Today I was learning about Character Encoding and Unicode but there is one thing I'm not sure about. I used this website to change 字
to Unicode 101101101010111
(which from my understanding is a character set) and same symbol to UTF-16 (a Character Encoding System) 01010111 01011011
which is how it supposes to be saved in memory or desk.
Am I right?
if yes how did Encoding system change 101101101010111
to 01010111 01011011
? how does it work?
Unicode at the core is indeed a character set, i.e. it assigns numbers to what most people think of characters. These numbers are called codepoint.
The codepoint for 字 is U+5B57
. This is the format how codepoints are usually specified. "5B57" is hexadecimal number.
In binary, 5B57
is 101101101010111
, or 0101101101010111
if it is extended to 16 bits. But it is very unusual to specify codepoints in binary.
UTF-16 is one of several encodings for Unicode, i.e. a representation in memory or in files. UTF-16 uses 16-bit code units.

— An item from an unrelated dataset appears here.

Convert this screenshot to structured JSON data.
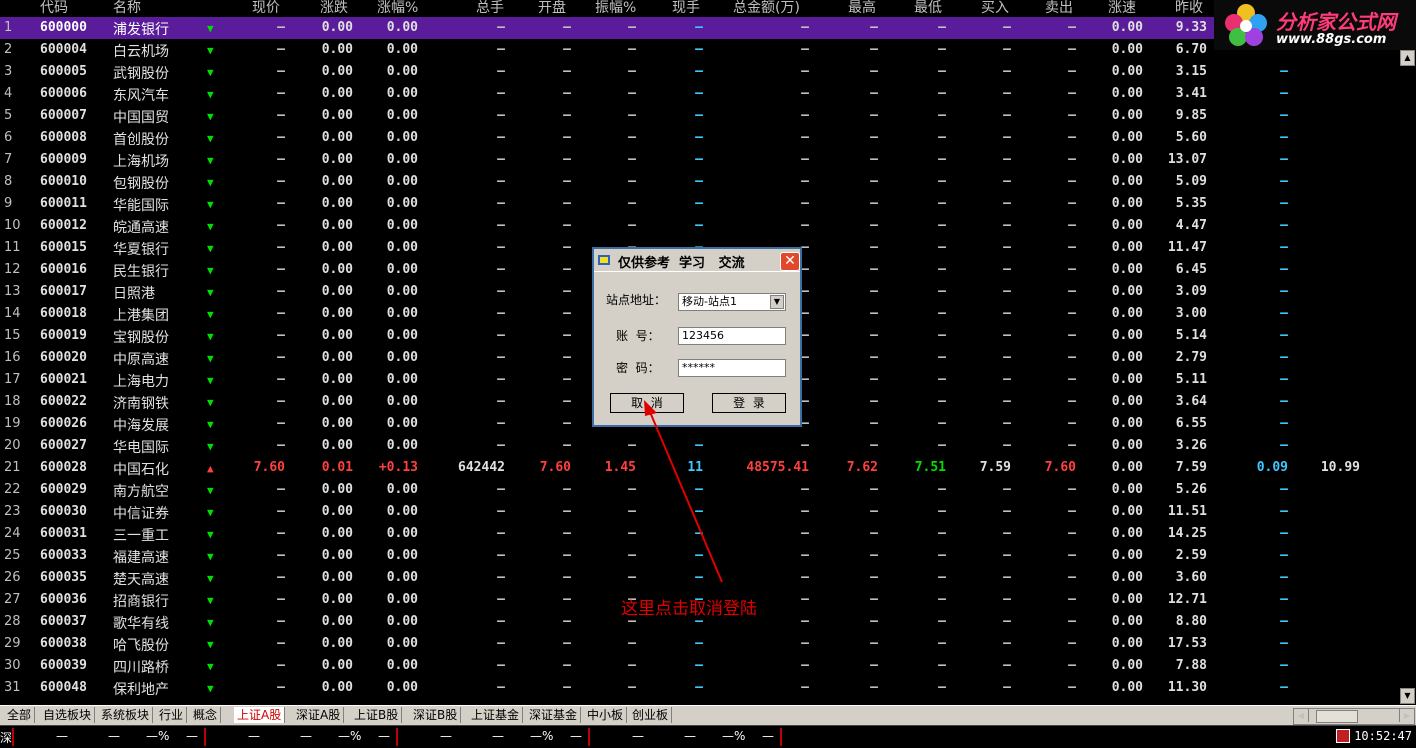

Since 16-bit is 2 bytes, two variants exist for splitting it into bytes:
Often they are called UTF-16LE and UTF-16BE. Since most computers today use a little endian architecture, UTF-16LE is more common.
A single codepoint can result in 1 or 2 UTF-16 code units. In this particular case, it's a single code unit, and it is the same as the value for the codepoint: 5B57
. It is saved as two bytes, either as:
5B 57
(or 01011011 01010111
in binary, big endian)
57 5B
(or 01010111 01011011
in binary, little endian)
The latter one is the one you have shown. So it is UTF-16LE encoding.
For codepoints resulting in 2 UTF-16 code units, the encoding is somewhat more involved. It is explained in the UTF-16 Wikipedia article.